Why do we eat? Simple enough question. And the answer should be simple too. We eat to provide our body with nutrients to grow strong and healthy.
This was not why I was eating. Even though I was eating a clean diet - I wasn't eating for the right reasons. During the day I would often find myself picking up things here and there to eat. A bag of grapes, a handful of nuts - minor stuff. Except I wasn't eating it because I was hungry I was eating because I was bored. Not teenager bored. Not "I don't have anything to do" bored. More of a "I don't want to be doing what I'm doing" bored. And even more of a "I don't want to do what needs to be done" bored - think laundry, cleaning the house, etc. Eating made me feel better. It gave me a break from whatever it was I was doing that I didn't really want to be doing and I felt better afterwards.
I wasn't overweight when I started eating clean. In fact I was a very healthy 130 pounds.
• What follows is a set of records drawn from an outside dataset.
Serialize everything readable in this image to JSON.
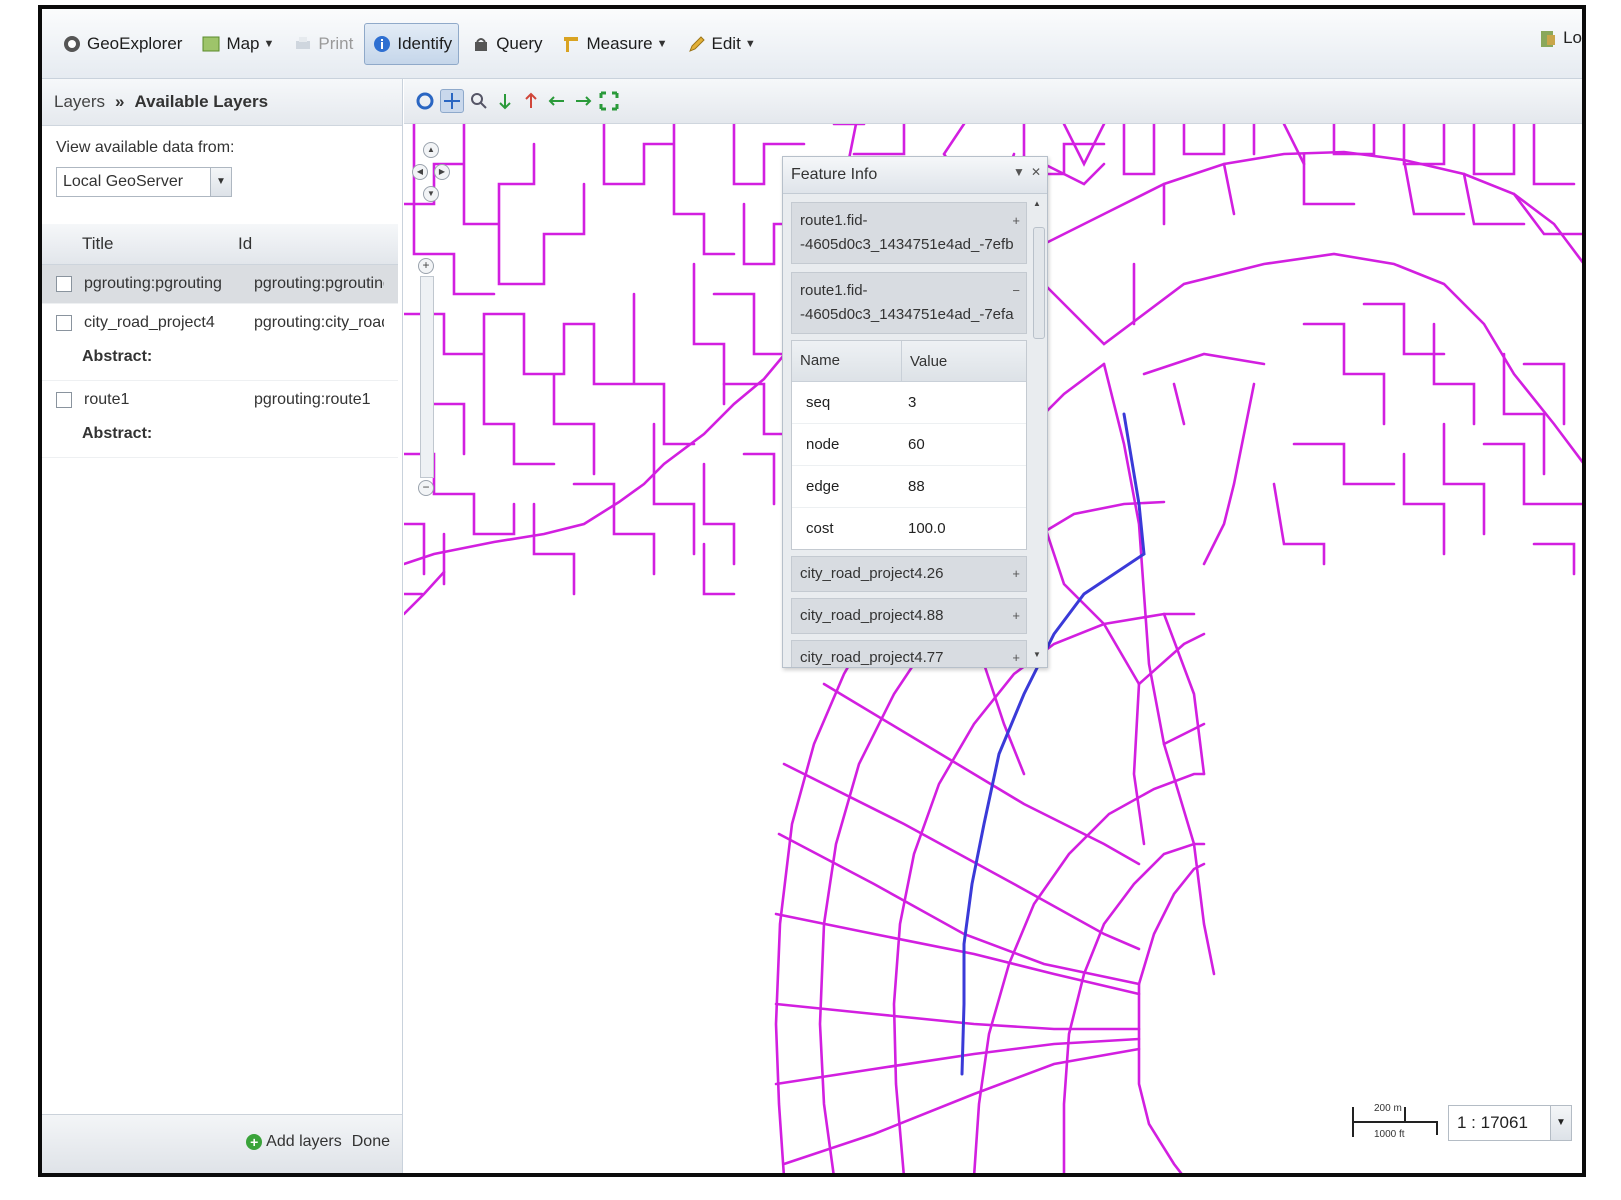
{
  "toolbar": {
    "app_label": "GeoExplorer",
    "map_label": "Map",
    "print_label": "Print",
    "identify_label": "Identify",
    "query_label": "Query",
    "measure_label": "Measure",
    "edit_label": "Edit",
    "login_label": "Lo"
  },
  "left_panel": {
    "breadcrumb": {
      "root": "Layers",
      "sep": "»",
      "current": "Available Layers"
    },
    "source_label": "View available data from:",
    "source_value": "Local GeoServer",
    "columns": {
      "title": "Title",
      "id": "Id"
    },
    "rows": [
      {
        "title": "pgrouting:pgrouting",
        "id": "pgrouting:pgrouting",
        "abstract": ""
      },
      {
        "title": "city_road_project4",
        "id": "pgrouting:city_road_...",
        "abstract": "Abstract:"
      },
      {
        "title": "route1",
        "id": "pgrouting:route1",
        "abstract": "Abstract:"
      }
    ],
    "add_layers_label": "Add layers",
    "done_label": "Done"
  },
  "feature_info": {
    "title": "Feature Info",
    "group1": "route1.fid--4605d0c3_1434751e4ad_-7efb",
    "group2": "route1.fid--4605d0c3_1434751e4ad_-7efa",
    "name_header": "Name",
    "value_header": "Value",
    "attributes": [
      {
        "name": "seq",
        "value": "3"
      },
      {
        "name": "node",
        "value": "60"
      },
      {
        "name": "edge",
        "value": "88"
      },
      {
        "name": "cost",
        "value": "100.0"
      }
    ],
    "items": [
      "city_road_project4.26",
      "city_road_project4.88",
      "city_road_project4.77"
    ]
  },
  "scale": {
    "top": "200 m",
    "bottom": "1000 ft",
    "value": "1 : 17061"
  },
  "colors": {
    "road": "#d21fe0",
    "route": "#3a3ad8",
    "toolbar_bg": "#e6ebf1",
    "selected_row": "#dadde1"
  },
  "icons": [
    "geoexplorer-icon",
    "map-icon",
    "print-icon",
    "identify-icon",
    "query-icon",
    "measure-icon",
    "edit-icon",
    "login-icon",
    "pan-icon",
    "zoom-in-icon",
    "zoom-out-icon",
    "back-icon",
    "forward-icon",
    "extent-icon"
  ]
}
But over the last few years slowly my weight has crept up. I put on 20 extra pounds! For someone that leads a clean eating lifestyle I certainly wasn't being the role model I should have been.
When I woke up on the morning of my doctor's appointment over 2 weeks ago I knew for the most part what I would hear. "You need a mastectomy in order to take care of this tumor." I wasn't shocked. I was prepared and funny enough I am totally ok and calm about the whole thing. But from the moment I actually heard the words spoken out loud, something inside my head clicked. From that moment on I haven't put a single piece of meat or dairy in my mouth. I've eaten a strictly plant based diet. I also faced my eating habits head on.
Every time I walked into my kitchen I asked myself - "Am I hungry? Is my stomach growling?" Being honest with myself was harder than I thought. When you eat out of habit you train yourself to actually THINK you feel hungry. Yet when I really stopped and turned off my MIND and felt with my body whether I was hungry or not I ALWAYS had a different answer than my mind was telling me. No, I was not hungry. My stomach was not growling. I turned around and left the kitchen. For 2 weeks I've been during this. The first week I constantly found myself wandering into the kitchen. Slowly I began to wander in less and now the only time I'm in the kitchen is when I'm cooking or preparing a meal.
Now I listen to my body to know when I need to eat. While I fully believe in the principles of clean eating (eating 5-6 meals a day), I've found for me that eating 3, sometimes 4 times a day is where I need to be. I eat when I'm hungry and ONLY when I'm hungry. I used to feel hungry all. the. time. Now I get hungry in the morning when I wake up, right before lunch, sometimes in the afternoon and right before dinner. And it's short bursts of hunger. Not that prolonged, when am I going to eat again feeling. I've lost 8 pounds in 2 weeks. I feel amazing. I have a ton of energy and most importantly I am listening to my body.